Just like the explosion seven months before, she quickly filed a brief and submitted a photo before any other media outlet could even get to the scene. And, just as she had in Farmington, she remained at the scene the entire day, talking with officials and getting local reaction.

“Our readers expect us to tell them what is going on in our communities as quickly as we can, and to provide context for the information that we gather, and Donna has spent her career fostering sources and developing relationships that enable her to write stories that are clear and complete,” Meyer said.

In addition to all of this, Perry is a champion of public access.

“She once challenged a superior court judge who had accepted a plea deal while in chambers rather than in open court, forcing the court to hold the plea hearing a second time in public.
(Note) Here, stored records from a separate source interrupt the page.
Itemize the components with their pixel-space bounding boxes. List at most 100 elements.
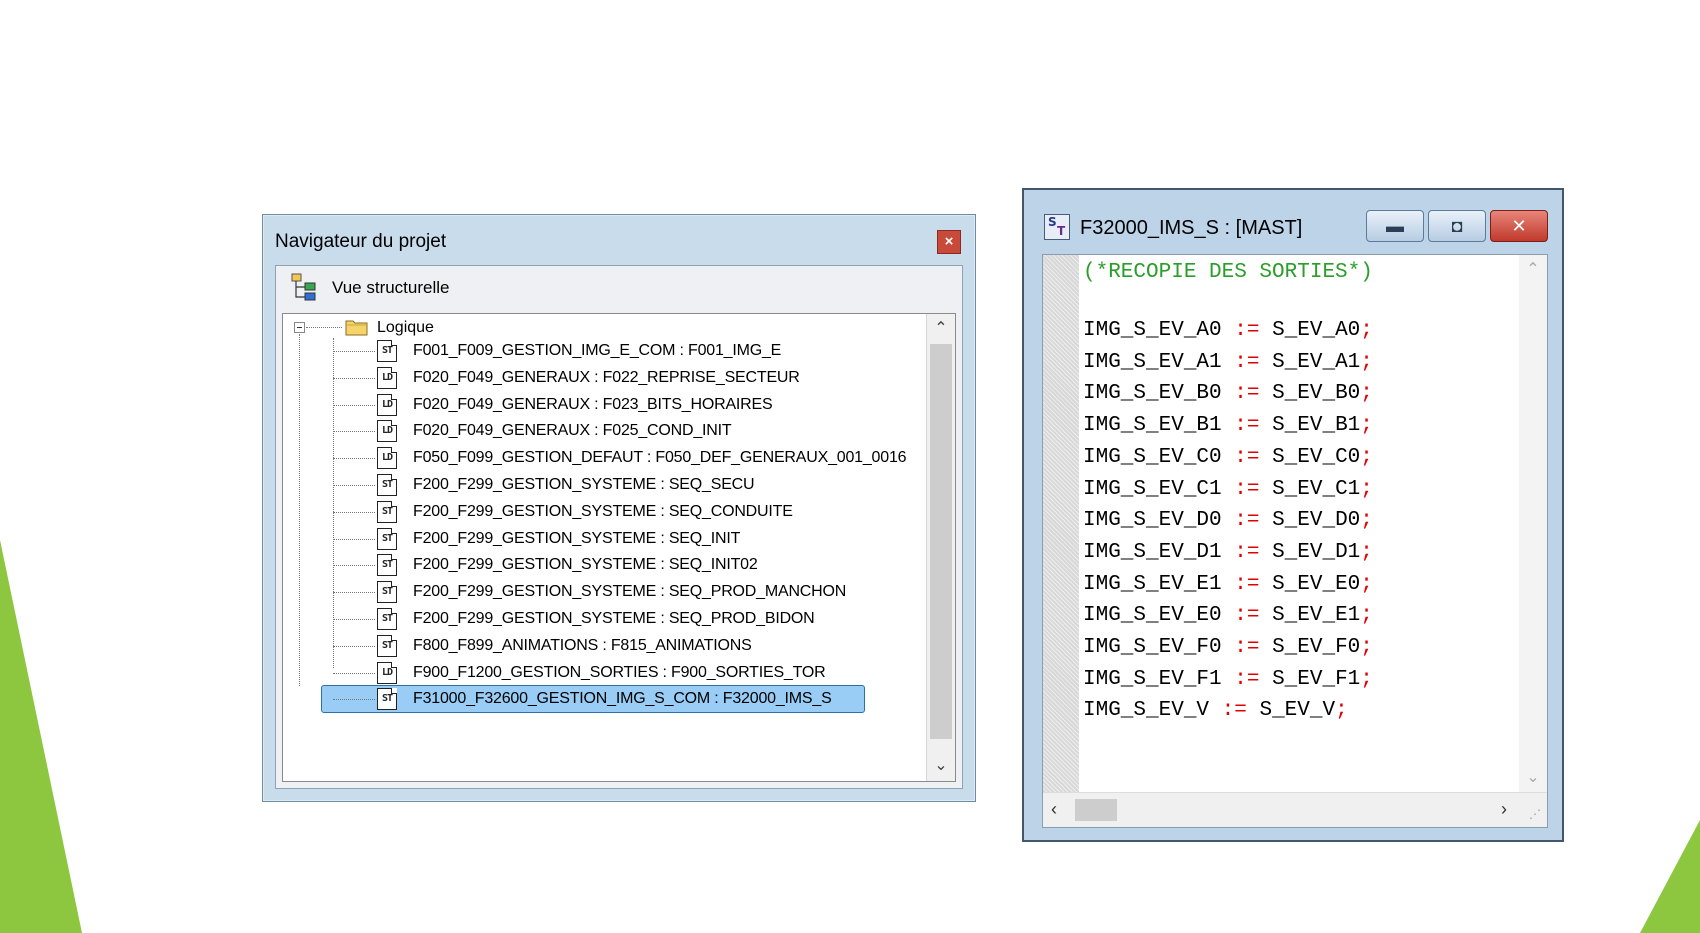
- code-comment: (*RECOPIE DES SORTIES*): [1083, 261, 1373, 284]
- code-rhs: S_EV_A0: [1272, 319, 1361, 342]
- code-line: IMG_S_EV_D0 := S_EV_D0;: [1083, 509, 1373, 532]
- code-vertical-scrollbar[interactable]: ⌃ ⌄: [1519, 255, 1547, 793]
- scrollbar-thumb[interactable]: [930, 344, 952, 739]
- statement-terminator: ;: [1360, 604, 1373, 628]
- collapse-toggle-icon[interactable]: [294, 322, 305, 333]
- tree-item[interactable]: ST F800_F899_ANIMATIONS : F815_ANIMATIONS: [321, 633, 871, 659]
- project-tree: Logique ST F001_F009_GESTION_IMG_E_COM : …: [283, 314, 927, 781]
- code-line: IMG_S_EV_V := S_EV_V;: [1083, 699, 1348, 722]
- tree-item[interactable]: ST F200_F299_GESTION_SYSTEME : SEQ_INIT02: [321, 552, 871, 578]
- structured-text-icon: ST: [377, 527, 397, 550]
- scroll-down-arrow-icon[interactable]: ⌄: [1519, 767, 1547, 787]
- scroll-down-arrow-icon[interactable]: ⌄: [927, 755, 955, 775]
- statement-terminator: ;: [1360, 414, 1373, 438]
- assign-operator: :=: [1234, 540, 1260, 564]
- assign-operator: :=: [1234, 414, 1260, 438]
- tree-item[interactable]: ST F200_F299_GESTION_SYSTEME : SEQ_PROD_M…: [321, 579, 871, 605]
- tree-connector: [333, 672, 375, 674]
- tree-item[interactable]: ST F31000_F32600_GESTION_IMG_S_COM : F320…: [321, 685, 871, 714]
- minimize-button[interactable]: ▬: [1366, 210, 1424, 242]
- statement-terminator: ;: [1360, 667, 1373, 691]
- tree-item-label: F200_F299_GESTION_SYSTEME : SEQ_INIT: [413, 529, 741, 547]
- code-rhs: S_EV_D1: [1272, 540, 1361, 564]
- statement-terminator: ;: [1360, 350, 1373, 374]
- minimize-icon: ▬: [1386, 216, 1404, 236]
- code-line: IMG_S_EV_A1 := S_EV_A1;: [1083, 351, 1373, 374]
- assign-operator: :=: [1234, 319, 1260, 342]
- st-editor-window: ST F32000_IMS_S : [MAST] ▬ ◘ ✕ (*RECOPIE…: [1022, 188, 1564, 842]
- ladder-diagram-icon: LD: [377, 447, 397, 470]
- code-line: IMG_S_EV_B1 := S_EV_B1;: [1083, 414, 1373, 437]
- tree-connector: [333, 485, 375, 486]
- tree-item[interactable]: LD F020_F049_GENERAUX : F025_COND_INIT: [321, 418, 871, 444]
- maximize-button[interactable]: ◘: [1428, 210, 1486, 242]
- editor-title: F32000_IMS_S : [MAST]: [1080, 217, 1303, 239]
- code-lhs: IMG_S_EV_C1: [1083, 477, 1222, 501]
- tree-item[interactable]: ST F200_F299_GESTION_SYSTEME : SEQ_INIT: [321, 526, 871, 552]
- tree-item[interactable]: LD F020_F049_GENERAUX : F023_BITS_HORAIRE…: [321, 392, 871, 418]
- tree-connector: [333, 511, 375, 513]
- resize-grip-icon[interactable]: ⋰: [1529, 807, 1541, 821]
- statement-terminator: ;: [1360, 319, 1373, 342]
- statement-terminator: ;: [1360, 509, 1373, 533]
- slide-decoration-left: [0, 540, 82, 933]
- slide-decoration-right: [1640, 820, 1700, 933]
- statement-terminator: ;: [1360, 636, 1373, 659]
- scrollbar-thumb[interactable]: [1075, 799, 1117, 821]
- code-rhs: S_EV_A1: [1272, 350, 1361, 374]
- tree-item[interactable]: ST F001_F009_GESTION_IMG_E_COM : F001_IMG…: [321, 338, 871, 364]
- code-rhs: S_EV_E0: [1272, 572, 1361, 596]
- assign-operator: :=: [1234, 572, 1260, 596]
- statement-terminator: ;: [1360, 572, 1373, 596]
- code-rhs: S_EV_F1: [1272, 667, 1361, 691]
- assign-operator: :=: [1234, 477, 1260, 501]
- structure-tree-icon: [291, 273, 316, 301]
- tree-item-label: F001_F009_GESTION_IMG_E_COM : F001_IMG_E: [413, 342, 782, 359]
- code-lhs: IMG_S_EV_A0: [1083, 319, 1222, 342]
- navigator-close-button[interactable]: ×: [937, 230, 961, 254]
- scroll-left-arrow-icon[interactable]: ‹: [1051, 799, 1057, 820]
- code-text-area[interactable]: (*RECOPIE DES SORTIES*) IMG_S_EV_A0 := S…: [1079, 255, 1519, 793]
- structured-text-icon: ST: [377, 340, 397, 362]
- tree-item-label: F020_F049_GENERAUX : F023_BITS_HORAIRES: [413, 395, 773, 413]
- editor-titlebar[interactable]: ST F32000_IMS_S : [MAST] ▬ ◘ ✕: [1024, 190, 1562, 242]
- ladder-diagram-icon: LD: [377, 420, 397, 443]
- tree-connector: [333, 377, 375, 379]
- assign-operator: :=: [1234, 382, 1260, 406]
- tree-connector: [333, 592, 375, 594]
- ladder-diagram-icon: LD: [377, 366, 397, 389]
- tree-item-label: F900_F1200_GESTION_SORTIES : F900_SORTIE…: [413, 663, 826, 681]
- tree-root-label[interactable]: Logique: [377, 319, 434, 337]
- tree-item-label: F200_F299_GESTION_SYSTEME : SEQ_SECU: [413, 476, 755, 493]
- code-rhs: S_EV_B1: [1272, 414, 1361, 438]
- tree-connector: [333, 538, 375, 540]
- scroll-right-arrow-icon[interactable]: ›: [1501, 799, 1507, 820]
- statement-terminator: ;: [1360, 382, 1373, 406]
- statement-terminator: ;: [1335, 699, 1348, 723]
- tree-item[interactable]: LD F020_F049_GENERAUX : F022_REPRISE_SECT…: [321, 365, 871, 391]
- tree-item[interactable]: ST F200_F299_GESTION_SYSTEME : SEQ_SECU: [321, 472, 871, 498]
- assign-operator: :=: [1234, 604, 1260, 628]
- tree-vertical-scrollbar[interactable]: ⌃ ⌄: [926, 314, 955, 781]
- scroll-up-arrow-icon[interactable]: ⌃: [927, 318, 955, 338]
- tree-item[interactable]: ST F200_F299_GESTION_SYSTEME : SEQ_PROD_B…: [321, 606, 871, 632]
- tree-item-label: F200_F299_GESTION_SYSTEME : SEQ_INIT02: [413, 556, 758, 574]
- structural-view-header[interactable]: Vue structurelle: [276, 266, 962, 306]
- editor-close-button[interactable]: ✕: [1490, 210, 1548, 242]
- navigator-titlebar[interactable]: Navigateur du projet ×: [263, 215, 975, 265]
- code-editor[interactable]: (*RECOPIE DES SORTIES*) IMG_S_EV_A0 := S…: [1042, 254, 1548, 828]
- tree-item[interactable]: LD F900_F1200_GESTION_SORTIES : F900_SORT…: [321, 660, 871, 686]
- tree-item[interactable]: ST F200_F299_GESTION_SYSTEME : SEQ_CONDUI…: [321, 499, 871, 525]
- tree-connector: [333, 351, 375, 352]
- code-lhs: IMG_S_EV_A1: [1083, 350, 1222, 374]
- tree-item[interactable]: LD F050_F099_GESTION_DEFAUT : F050_DEF_GE…: [321, 445, 907, 471]
- tree-connector: [333, 565, 375, 567]
- navigator-title: Navigateur du projet: [275, 231, 447, 252]
- code-rhs: S_EV_B0: [1272, 382, 1361, 406]
- project-navigator-window: Navigateur du projet × Vue structurelle: [262, 214, 976, 802]
- tree-item-label: F020_F049_GENERAUX : F025_COND_INIT: [413, 422, 732, 440]
- tree-connector: [333, 619, 375, 620]
- scroll-up-arrow-icon[interactable]: ⌃: [1519, 259, 1547, 279]
- code-lhs: IMG_S_EV_C0: [1083, 445, 1222, 469]
- code-horizontal-scrollbar[interactable]: ‹ › ⋰: [1043, 792, 1547, 827]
She routinely pushes government officials for access to documents, with polished professionalism and great success,” Meyer said.

Years ago, according to Meyer, after Perry learned the SAD 36 Board of Directors voted on a new hire during an executive session, “Donna approached the board chair with an objection, reminding him all actions are to be held in open session under Maine’s Freedom of Access Act. At the next meeting, the board voted on the hire in open session and the board chair issued a public apology to Donna for the board’s illegal vote.”

In accepting her award Wednesday, Perry said, “I just love the news, and am a stickler for details.” She explained that her zeal for public access is because she truly believes in the people’s right to know, and will continue to work hard to ensure the public is informed.

Perry started writing for the Sun Journal as a freelance correspondent in 1993, covering general news in Franklin County. She has been a staff writer, working from the newspaper’s Farmington bureau, since 1999.